I chose those tunnel entrances so that I could feature every costume as they walked out through the architectural element and through the magic of lighting we’re able to change the space and create different performance looks.
I think that’s a really good example of how to take the craziest idea ever and make it palpable, entertaining, and still stylish for the viewer at home.
AD: Speaking of things that you never thought you would get to do, did you ever, in your life, think that you would win an Emmy award over Zoom?
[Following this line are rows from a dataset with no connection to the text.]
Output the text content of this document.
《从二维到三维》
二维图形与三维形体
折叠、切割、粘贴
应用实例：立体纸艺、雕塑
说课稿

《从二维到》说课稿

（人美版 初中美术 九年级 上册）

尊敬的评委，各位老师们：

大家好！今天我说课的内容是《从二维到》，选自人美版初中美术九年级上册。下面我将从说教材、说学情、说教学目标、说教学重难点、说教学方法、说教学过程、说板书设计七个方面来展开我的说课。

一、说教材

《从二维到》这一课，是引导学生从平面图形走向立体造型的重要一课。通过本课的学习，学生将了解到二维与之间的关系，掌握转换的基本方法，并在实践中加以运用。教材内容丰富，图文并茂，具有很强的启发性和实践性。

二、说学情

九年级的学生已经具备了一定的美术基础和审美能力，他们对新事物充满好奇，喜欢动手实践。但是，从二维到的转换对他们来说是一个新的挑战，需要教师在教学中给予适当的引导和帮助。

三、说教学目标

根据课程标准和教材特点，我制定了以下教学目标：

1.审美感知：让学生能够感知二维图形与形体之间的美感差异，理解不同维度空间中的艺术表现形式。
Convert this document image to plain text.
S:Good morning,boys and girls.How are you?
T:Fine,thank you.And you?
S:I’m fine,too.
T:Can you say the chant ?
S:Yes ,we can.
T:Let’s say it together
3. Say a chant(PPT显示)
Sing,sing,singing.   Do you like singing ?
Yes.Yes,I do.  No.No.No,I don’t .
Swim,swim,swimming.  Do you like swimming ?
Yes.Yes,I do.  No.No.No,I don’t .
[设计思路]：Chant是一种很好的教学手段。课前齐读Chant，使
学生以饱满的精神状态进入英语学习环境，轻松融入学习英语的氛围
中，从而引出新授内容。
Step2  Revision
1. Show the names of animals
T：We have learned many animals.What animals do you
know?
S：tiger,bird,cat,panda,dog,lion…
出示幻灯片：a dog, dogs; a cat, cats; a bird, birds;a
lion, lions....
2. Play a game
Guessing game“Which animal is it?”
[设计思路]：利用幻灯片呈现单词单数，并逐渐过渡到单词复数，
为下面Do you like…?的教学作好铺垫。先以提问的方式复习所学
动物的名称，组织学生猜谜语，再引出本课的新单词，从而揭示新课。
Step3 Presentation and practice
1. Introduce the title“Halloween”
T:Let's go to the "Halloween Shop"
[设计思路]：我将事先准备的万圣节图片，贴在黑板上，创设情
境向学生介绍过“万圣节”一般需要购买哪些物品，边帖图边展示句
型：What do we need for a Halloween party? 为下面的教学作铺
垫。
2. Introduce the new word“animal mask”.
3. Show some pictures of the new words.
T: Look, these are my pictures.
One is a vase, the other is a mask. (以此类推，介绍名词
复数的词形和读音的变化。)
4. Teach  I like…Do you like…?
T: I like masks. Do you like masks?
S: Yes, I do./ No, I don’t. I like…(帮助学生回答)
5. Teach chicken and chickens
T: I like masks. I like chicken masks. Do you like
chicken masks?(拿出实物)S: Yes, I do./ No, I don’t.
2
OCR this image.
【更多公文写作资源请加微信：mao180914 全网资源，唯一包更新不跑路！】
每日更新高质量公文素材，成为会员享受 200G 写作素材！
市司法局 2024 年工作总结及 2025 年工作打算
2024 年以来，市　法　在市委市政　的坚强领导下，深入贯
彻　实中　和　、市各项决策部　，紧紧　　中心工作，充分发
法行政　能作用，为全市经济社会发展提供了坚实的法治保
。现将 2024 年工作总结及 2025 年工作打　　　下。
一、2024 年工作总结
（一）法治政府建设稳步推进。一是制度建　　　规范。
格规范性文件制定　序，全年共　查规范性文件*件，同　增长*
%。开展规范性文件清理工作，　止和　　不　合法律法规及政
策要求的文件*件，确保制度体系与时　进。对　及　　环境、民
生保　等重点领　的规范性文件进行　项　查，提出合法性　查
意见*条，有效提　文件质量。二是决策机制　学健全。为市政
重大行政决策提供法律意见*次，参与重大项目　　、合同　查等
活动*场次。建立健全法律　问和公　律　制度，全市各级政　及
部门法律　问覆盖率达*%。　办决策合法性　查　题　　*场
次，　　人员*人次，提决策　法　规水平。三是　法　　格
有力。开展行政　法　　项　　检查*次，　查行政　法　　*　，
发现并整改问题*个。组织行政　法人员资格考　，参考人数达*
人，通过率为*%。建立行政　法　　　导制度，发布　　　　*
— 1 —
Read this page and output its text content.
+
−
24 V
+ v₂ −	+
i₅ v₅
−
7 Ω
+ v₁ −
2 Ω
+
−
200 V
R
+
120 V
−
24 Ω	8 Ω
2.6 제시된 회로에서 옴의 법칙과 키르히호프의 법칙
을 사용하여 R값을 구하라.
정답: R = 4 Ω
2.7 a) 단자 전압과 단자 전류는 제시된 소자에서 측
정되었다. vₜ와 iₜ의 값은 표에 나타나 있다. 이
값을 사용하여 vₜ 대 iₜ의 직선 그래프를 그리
JPC: [Laughs]. I mean, I didn’t think I would ever win one with bare feet at my house while eating chips and guac. I didn’t think that was going to happen. I thought it would probably happen with a tuxedo.
I will tell you, I’ve been nominated several times for a Primetime Emmy and I haven’t won in a long time [Connelly won his first Emmy in 2009 for his work on the MTV Video Music Awards]. I was okay with it not being me. It’s quite all right. I mean, like to me it’s a little bit more about just working hard and doing good work and staying in the conversation.
And so it came as a bit of a surprise. I actually did not have any expectations, but I feel super blessed. And what I will say is the most special is to see how everybody reacts to it. As somebody who practices production design, it’s talked about here and there. But when people out of nowhere come out and congratulate you, it’s pretty special. It sort of feels like your birthday. It’s a really wonderful feeling.